Дама ушла, и я не мог не выразить Бурцеву мое изумление, что он берет на себя заботу о провокаторских женах, когда столько честных революционеров голодают без работы. «В частности, – сказал я ему, – неужели вы не заметили, какая специально гнусная психология у этой женщины?» Он сконфузился и ответил, что ему больно видеть всякое страдание.
Если не ошибаюсь, именно в это лето в Париже появился Бродский. После того, как его разоблачили, он нигде не чувствовал себя в безопасности. Везде находился кто-нибудь, кто его узнавал или распознавал. Он нашел гуманную идеалистку, которая решила его спасти (есть такой тип женщин), но потребовала от него, чтобы он явился к Бурцеву и без утайки все рассказал. Была образована межпартийная комиссия, куда меня послала наша группа содействия. От с[оциалистов] – р[еволюционеров] присутствовал старый революционер Герман Лопатин, с которым я имел удовольствие познакомиться по этому случаю. Бурцев обязывал меня и других членов комиссии уходить через полчаса после ухода Бродского.

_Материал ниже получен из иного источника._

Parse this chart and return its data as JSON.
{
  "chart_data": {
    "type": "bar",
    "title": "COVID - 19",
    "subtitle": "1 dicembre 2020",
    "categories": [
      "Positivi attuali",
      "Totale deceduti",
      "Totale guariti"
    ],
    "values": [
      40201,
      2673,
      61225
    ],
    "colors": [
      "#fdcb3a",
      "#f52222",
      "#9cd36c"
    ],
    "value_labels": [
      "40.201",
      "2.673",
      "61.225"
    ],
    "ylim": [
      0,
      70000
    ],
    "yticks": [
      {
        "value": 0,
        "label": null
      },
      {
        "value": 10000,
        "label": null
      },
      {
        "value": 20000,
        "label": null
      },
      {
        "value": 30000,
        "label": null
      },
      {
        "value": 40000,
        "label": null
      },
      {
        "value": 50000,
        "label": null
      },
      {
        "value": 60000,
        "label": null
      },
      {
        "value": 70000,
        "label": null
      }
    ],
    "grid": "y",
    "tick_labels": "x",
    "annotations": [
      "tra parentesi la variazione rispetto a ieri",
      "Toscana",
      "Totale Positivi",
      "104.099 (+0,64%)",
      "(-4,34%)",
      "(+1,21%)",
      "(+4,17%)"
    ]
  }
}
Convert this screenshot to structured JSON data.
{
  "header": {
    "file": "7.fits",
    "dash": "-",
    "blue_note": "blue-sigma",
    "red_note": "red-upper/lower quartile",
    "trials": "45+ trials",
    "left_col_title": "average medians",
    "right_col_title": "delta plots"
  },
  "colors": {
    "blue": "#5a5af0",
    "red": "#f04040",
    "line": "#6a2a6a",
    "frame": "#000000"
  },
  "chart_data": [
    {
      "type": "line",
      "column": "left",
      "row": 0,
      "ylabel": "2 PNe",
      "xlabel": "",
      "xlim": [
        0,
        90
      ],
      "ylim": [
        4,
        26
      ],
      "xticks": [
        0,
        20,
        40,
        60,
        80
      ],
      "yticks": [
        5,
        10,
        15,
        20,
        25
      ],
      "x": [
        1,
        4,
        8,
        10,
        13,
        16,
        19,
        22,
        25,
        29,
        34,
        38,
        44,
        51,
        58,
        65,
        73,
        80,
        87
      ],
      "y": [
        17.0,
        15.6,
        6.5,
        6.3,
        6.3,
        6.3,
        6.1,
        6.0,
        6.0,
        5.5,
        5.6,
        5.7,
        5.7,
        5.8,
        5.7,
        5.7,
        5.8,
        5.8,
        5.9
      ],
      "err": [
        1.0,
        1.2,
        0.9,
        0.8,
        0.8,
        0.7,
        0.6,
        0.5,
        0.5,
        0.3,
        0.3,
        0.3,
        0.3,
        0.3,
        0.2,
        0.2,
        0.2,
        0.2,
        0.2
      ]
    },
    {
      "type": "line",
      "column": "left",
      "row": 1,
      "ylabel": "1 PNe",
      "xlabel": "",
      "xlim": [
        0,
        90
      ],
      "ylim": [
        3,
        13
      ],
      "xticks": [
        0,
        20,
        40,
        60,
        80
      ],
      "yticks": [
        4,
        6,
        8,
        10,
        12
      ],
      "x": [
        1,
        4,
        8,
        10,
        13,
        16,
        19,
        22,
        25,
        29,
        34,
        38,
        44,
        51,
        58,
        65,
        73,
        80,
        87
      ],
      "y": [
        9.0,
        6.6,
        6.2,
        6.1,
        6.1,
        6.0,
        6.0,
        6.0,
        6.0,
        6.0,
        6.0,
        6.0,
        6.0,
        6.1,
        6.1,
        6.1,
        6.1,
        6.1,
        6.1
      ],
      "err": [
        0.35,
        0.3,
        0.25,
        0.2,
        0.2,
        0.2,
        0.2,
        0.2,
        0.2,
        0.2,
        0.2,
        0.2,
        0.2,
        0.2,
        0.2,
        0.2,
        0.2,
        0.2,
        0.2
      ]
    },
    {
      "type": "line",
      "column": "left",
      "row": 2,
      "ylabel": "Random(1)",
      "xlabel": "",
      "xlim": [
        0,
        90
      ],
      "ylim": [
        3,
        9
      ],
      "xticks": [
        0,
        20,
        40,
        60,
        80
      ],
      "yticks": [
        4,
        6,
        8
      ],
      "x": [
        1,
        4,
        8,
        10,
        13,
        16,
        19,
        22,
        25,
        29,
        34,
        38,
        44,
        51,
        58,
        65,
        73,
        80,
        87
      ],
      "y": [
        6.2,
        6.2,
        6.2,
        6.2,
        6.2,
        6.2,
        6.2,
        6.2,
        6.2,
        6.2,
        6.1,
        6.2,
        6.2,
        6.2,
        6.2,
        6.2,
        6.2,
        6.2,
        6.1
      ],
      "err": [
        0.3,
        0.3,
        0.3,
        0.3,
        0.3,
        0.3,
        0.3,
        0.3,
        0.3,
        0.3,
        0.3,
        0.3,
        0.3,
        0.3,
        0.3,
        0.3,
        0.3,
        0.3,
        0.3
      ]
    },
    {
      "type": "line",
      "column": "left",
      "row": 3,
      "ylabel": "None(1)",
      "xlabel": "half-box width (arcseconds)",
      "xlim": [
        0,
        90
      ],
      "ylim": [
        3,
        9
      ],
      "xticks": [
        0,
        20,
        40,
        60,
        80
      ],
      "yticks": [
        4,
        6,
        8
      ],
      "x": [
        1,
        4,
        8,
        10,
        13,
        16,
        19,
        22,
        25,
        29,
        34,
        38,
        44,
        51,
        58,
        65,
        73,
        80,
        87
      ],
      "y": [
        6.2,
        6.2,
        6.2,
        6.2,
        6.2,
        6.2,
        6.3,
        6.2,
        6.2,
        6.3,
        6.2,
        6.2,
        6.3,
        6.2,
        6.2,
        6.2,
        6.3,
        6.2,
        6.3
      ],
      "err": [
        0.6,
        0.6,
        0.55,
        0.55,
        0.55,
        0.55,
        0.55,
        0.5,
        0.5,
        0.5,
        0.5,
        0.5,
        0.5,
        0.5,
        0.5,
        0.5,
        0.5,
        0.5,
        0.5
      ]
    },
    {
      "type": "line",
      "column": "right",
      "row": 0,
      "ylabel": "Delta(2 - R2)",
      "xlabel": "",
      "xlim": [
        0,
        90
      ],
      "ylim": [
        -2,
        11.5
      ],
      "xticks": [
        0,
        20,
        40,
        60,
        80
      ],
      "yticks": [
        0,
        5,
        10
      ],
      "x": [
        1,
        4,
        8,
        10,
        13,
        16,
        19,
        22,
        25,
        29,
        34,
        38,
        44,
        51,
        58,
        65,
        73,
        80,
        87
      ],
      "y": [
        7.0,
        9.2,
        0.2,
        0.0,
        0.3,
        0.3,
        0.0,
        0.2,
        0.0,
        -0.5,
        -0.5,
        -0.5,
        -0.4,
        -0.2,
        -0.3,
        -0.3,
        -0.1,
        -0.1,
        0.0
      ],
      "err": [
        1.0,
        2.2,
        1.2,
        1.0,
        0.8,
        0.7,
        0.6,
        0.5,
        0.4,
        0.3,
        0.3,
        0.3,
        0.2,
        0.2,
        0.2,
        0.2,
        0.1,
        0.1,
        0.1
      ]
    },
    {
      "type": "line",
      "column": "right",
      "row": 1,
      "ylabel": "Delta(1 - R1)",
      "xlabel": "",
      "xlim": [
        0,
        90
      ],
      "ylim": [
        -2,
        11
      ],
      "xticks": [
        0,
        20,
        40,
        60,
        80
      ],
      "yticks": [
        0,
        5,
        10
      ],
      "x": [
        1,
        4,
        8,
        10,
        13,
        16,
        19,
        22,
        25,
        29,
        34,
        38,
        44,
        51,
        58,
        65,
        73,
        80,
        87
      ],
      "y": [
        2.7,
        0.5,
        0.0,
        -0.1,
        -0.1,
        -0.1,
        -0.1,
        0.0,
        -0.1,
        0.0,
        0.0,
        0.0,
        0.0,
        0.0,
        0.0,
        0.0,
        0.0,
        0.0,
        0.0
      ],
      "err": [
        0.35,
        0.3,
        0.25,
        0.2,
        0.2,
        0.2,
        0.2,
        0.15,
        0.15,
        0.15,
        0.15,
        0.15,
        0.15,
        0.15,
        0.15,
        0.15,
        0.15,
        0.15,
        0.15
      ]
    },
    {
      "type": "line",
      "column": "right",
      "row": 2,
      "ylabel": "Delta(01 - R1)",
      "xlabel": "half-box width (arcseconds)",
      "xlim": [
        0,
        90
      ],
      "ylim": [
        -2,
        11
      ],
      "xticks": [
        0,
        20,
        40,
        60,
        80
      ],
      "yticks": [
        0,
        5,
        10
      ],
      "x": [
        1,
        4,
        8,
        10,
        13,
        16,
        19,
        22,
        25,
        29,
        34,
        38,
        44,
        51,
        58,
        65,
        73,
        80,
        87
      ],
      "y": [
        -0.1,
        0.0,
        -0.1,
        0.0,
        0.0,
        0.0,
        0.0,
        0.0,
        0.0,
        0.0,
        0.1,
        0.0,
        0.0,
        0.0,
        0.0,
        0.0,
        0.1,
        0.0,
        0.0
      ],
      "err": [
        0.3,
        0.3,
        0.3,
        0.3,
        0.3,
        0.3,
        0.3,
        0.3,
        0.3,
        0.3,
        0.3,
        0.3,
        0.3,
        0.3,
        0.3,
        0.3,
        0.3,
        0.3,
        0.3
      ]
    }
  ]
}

Бродский действительно рассказал все, что мог. Его показания были опубликованы и послужили поводом для бурных прений в Государственной думе.[166] И тут мы узнали, что и «Максим», и «Ирина»[167] были провокаторами. В это время «Максим» находился в Париже, и жена его с большим успехом выступала в больших концертах. После разоблачения они немедленно исчезли. Но что же сказать о сходстве с Иудой?
Лето 1910 г.Перед летним разъездом на каникулы в нашей секции Французской социалистической партии мы узнали, что на берегу моря, в Pornic недалеко от Nantes, в полной Вандее (до сих пор самая реакционная область Франции) организуется летняя колония на очень льготных основаниях. Мы решили поехать туда, и к нам примкнула тов. «Савушка», большевичка-впередовка. Нам было очень интересно посмотреть, как путем наглядного показа нового быта французские социалисты будут бороться против вандейских предрассудков.
Приехав, мы встретились с неожиданными вещами: неприязнью к иностранцам у членов и особенно администрации колонии и недобросовестностью в исполнении обещаний: нам троим были обещаны две комнаты, что совершенно естественно, в самой колонии у пляжа, а нас поместили в одной комнате в городе, в трех километрах от колонии, что означало – при трех приемах пищи в день – несколько принудительных прогулок. Вдобавок мы нашли Надежду Константиновну и ее мать («бабушку», как ее звали) забитыми в маленькое проходное помещение при сарае, причем днем члены колонии, не церемонясь, пользовались этой комнатой как раздевальней. Владимира Ильича не было. Он должен был приехать позже. Записаны они были как Ульяновы, а этой фамилии в то время никто не знал.